Malaysia: Industrial production likely to show improvement in the near term
PETALING JAYA: The country’s industrial production is expected to remain weak in the first quarter of the year (1Q23), before showing improvement in the near term.
Despite the potential risk of weak global demand, there are bright spots that could raise the industrial production performance going forward, analysts noted.
TA Research said although there is a potential risk of weak global demand negatively impacting industrial output, recent improvements in the local manufacturing sector are cause for optimism.
“Despite six consecutive months of contraction in the Malaysian manufacturing purchasing managers’ index (PMI), the S&P Global Malaysia manufacturing PMI improved to 48.4 points in February, up from 46.5 points in January. Output and new order data showed signs of improvement.
It estimates that a one-point increase in PMI would result in a 0.10% increase in manufacturing output and a 0.07% increase in gross domestic product (GDP).
If PMI were to reach 50 points, the research house expects manufacturing output and overall GDP to grow by 5.1% and 3.6% respectively, all else being equal.
A reading above 50 signals expansion while below 50 means contraction.

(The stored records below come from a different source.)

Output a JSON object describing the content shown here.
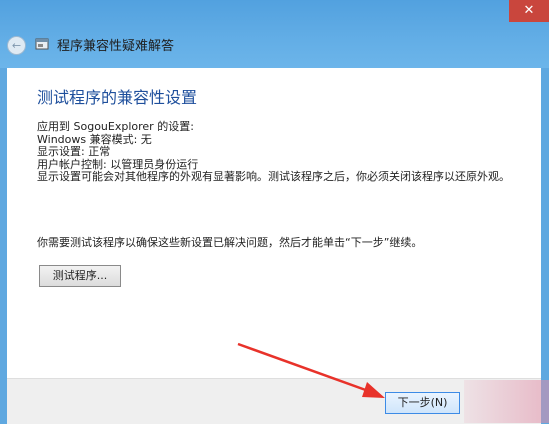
{
  "window": {
    "title": "程序兼容性疑难解答",
    "close_label": "✕"
  },
  "content": {
    "heading": "测试程序的兼容性设置",
    "info_lines": [
      "应用到 SogouExplorer 的设置:",
      "Windows 兼容模式: 无",
      "显示设置: 正常",
      "用户帐户控制: 以管理员身份运行",
      "显示设置可能会对其他程序的外观有显著影响。测试该程序之后，你必须关闭该程序以还原外观。"
    ],
    "prompt": "你需要测试该程序以确保这些新设置已解决问题，然后才能单击“下一步”继续。",
    "test_button_label": "测试程序..."
  },
  "footer": {
    "next_button_label": "下一步(N)"
  },
  "colors": {
    "frame": "#5fa8e0",
    "heading": "#1e4f9c",
    "close": "#c9463d",
    "arrow": "#e8322a"
  },
  "icons": {
    "back": "arrow-left-icon",
    "wizard": "troubleshooter-icon",
    "close": "close-icon"
  }
}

“We maintain a positive outlook for the industrial output in 2023 and project an industrial production index (IPI) growth rate of 3.7%, down from 6.7% in 2022,” it said.

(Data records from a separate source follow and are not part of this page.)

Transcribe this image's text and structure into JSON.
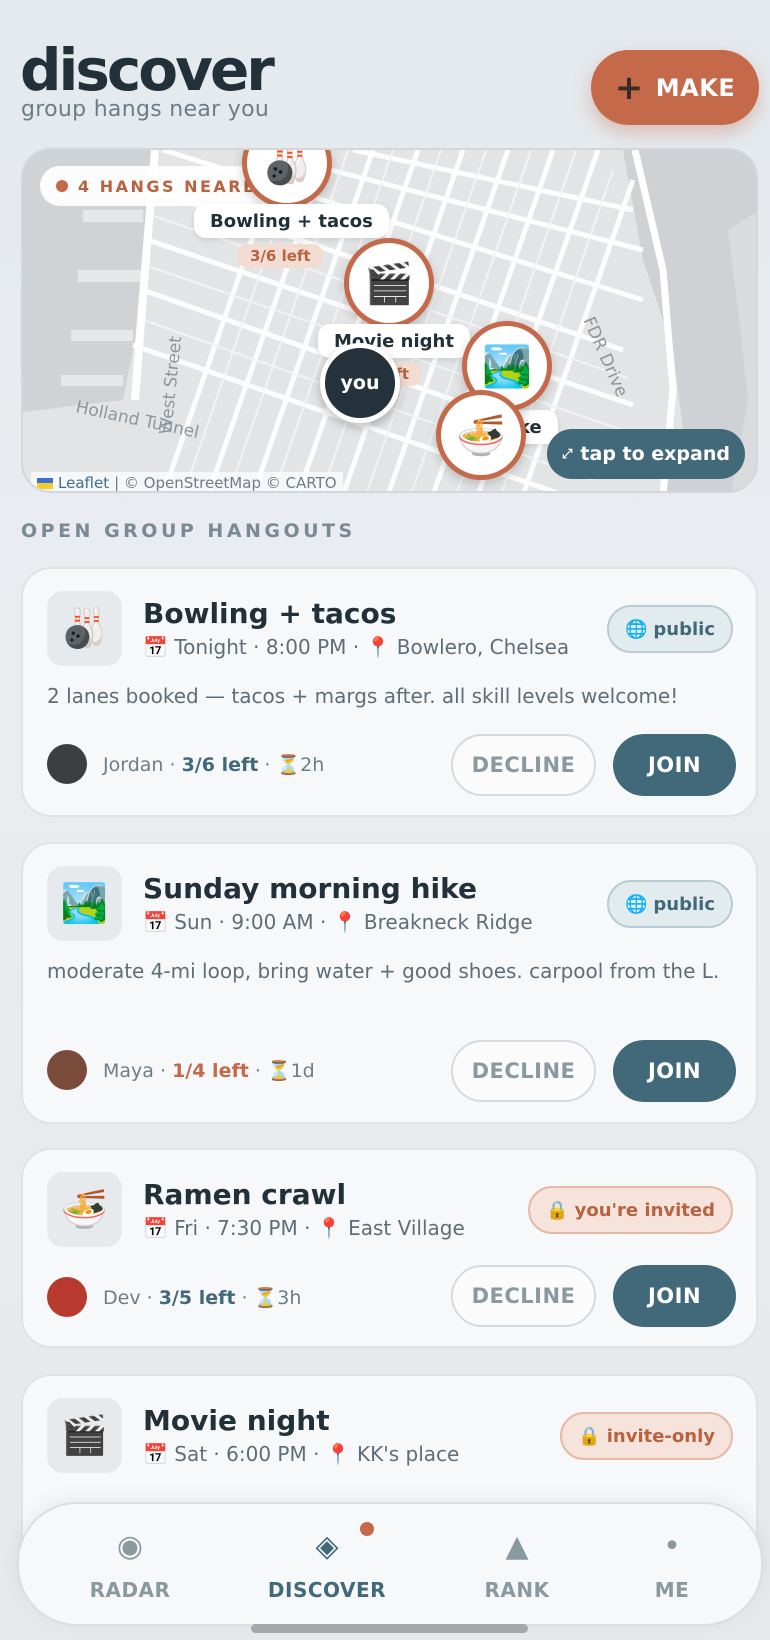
{
  "header": {
    "title": "discover",
    "subtitle": "group hangs near you",
    "make_plus": "+",
    "make_label": "MAKE"
  },
  "map": {
    "nearby_label": "4 HANGS NEARBY",
    "pins": [
      {
        "emoji": "🎳",
        "label": "Bowling + tacos",
        "left": "3/6 left"
      },
      {
        "emoji": "🎬",
        "label": "Movie night",
        "left": "left"
      },
      {
        "emoji": "🏞️",
        "label": "hike",
        "left": ""
      },
      {
        "emoji": "🍜",
        "label": "",
        "left": "t"
      }
    ],
    "you_label": "you",
    "street_labels": [
      "West Street",
      "Holland Tunnel",
      "FDR Drive"
    ],
    "expand_label": "tap to expand",
    "expand_icon": "⤢",
    "attribution_leaflet": "Leaflet",
    "attribution_rest": "| © OpenStreetMap © CARTO"
  },
  "section_label": "OPEN GROUP HANGOUTS",
  "cards": [
    {
      "emoji": "🎳",
      "title": "Bowling + tacos",
      "meta": "📅 Tonight · 8:00 PM · 📍 Bowlero, Chelsea",
      "badge_icon": "🌐",
      "badge": "public",
      "badge_type": "public",
      "desc": "2 lanes booked — tacos + margs after. all skill levels welcome!",
      "host": "Jordan ·",
      "spots": "3/6 left",
      "time_left": "· ⏳2h",
      "decline": "DECLINE",
      "join": "JOIN"
    },
    {
      "emoji": "🏞️",
      "title": "Sunday morning hike",
      "meta": "📅 Sun · 9:00 AM · 📍 Breakneck Ridge",
      "badge_icon": "🌐",
      "badge": "public",
      "badge_type": "public",
      "desc": "moderate 4-mi loop, bring water + good shoes. carpool from the L.",
      "host": "Maya ·",
      "spots": "1/4 left",
      "time_left": "· ⏳1d",
      "decline": "DECLINE",
      "join": "JOIN"
    },
    {
      "emoji": "🍜",
      "title": "Ramen crawl",
      "meta": "📅 Fri · 7:30 PM · 📍 East Village",
      "badge_icon": "🔒",
      "badge": "you're invited",
      "badge_type": "invite",
      "desc": "",
      "host": "Dev ·",
      "spots": "3/5 left",
      "time_left": "· ⏳3h",
      "decline": "DECLINE",
      "join": "JOIN"
    },
    {
      "emoji": "🎬",
      "title": "Movie night",
      "meta": "📅 Sat · 6:00 PM · 📍 KK's place",
      "badge_icon": "🔒",
      "badge": "invite-only",
      "badge_type": "invite"
    }
  ],
  "nav": {
    "items": [
      {
        "label": "RADAR",
        "icon": "◉"
      },
      {
        "label": "DISCOVER",
        "icon": "◈"
      },
      {
        "label": "RANK",
        "icon": "▲"
      },
      {
        "label": "ME",
        "icon": "•"
      }
    ]
  },
  "colors": {
    "accent": "#c4694a",
    "primary": "#41697a",
    "text_dark": "#223039"
  }
}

IPI growth slowed to 1.8% year-on-year (y-o-y) in January this year from 2.8% y-o-y in December 2022, missing consensus expectations of 2.3% y-o-y.
Growth was weighed down by a steeper decline in electricity production as well as slower manufacturing production, offsetting the pick-up in mining production.
Kenanga Research said manufacturing output is expected to be particularly weak in 1Q23 due to poor external demand and tepid global economic conditions. However, it said there is potential for exports to recover in the short-term following the end of major festive periods, especially in China.
It said manufacturing growth should be supported by robust domestic demand, spurred by an expected increase in tourist arrivals.
Kenanga said the PMI showed a slight improvement in February, indicating a fledgling recovery in output despite remaining in the contractionary zone.
“We raised our 2023 GDP forecast to 4.7% (2021: 8.7%) from 4.3%, due to expectations of robust domestic demand, continued fiscal support and tailwinds from China’s reopening. However, 1Q23 growth may slow down due to fragile global economic conditions and weaker external demand,” it said.
Downside risks to overall growth remain from the Russia-Ukraine conflict, tenuous Sino-American relations and possible recessions among major economies,” it said.
Meanwhile, on the global front, Hong Leong Investment Bank Research said global manufacturing PMI registered a reading identical to a no-change mark in February, halting a five-month run of contractions.
The upturn in output volume was driven by Asia, benefiting from China’s economic reopening and easing supply constraints.
“Nevertheless, despite the improvement in global sentiment, Malaysia’s industrial production is still expected to remain modest amid a more moderate external demand environment compared to the previous year,” it added.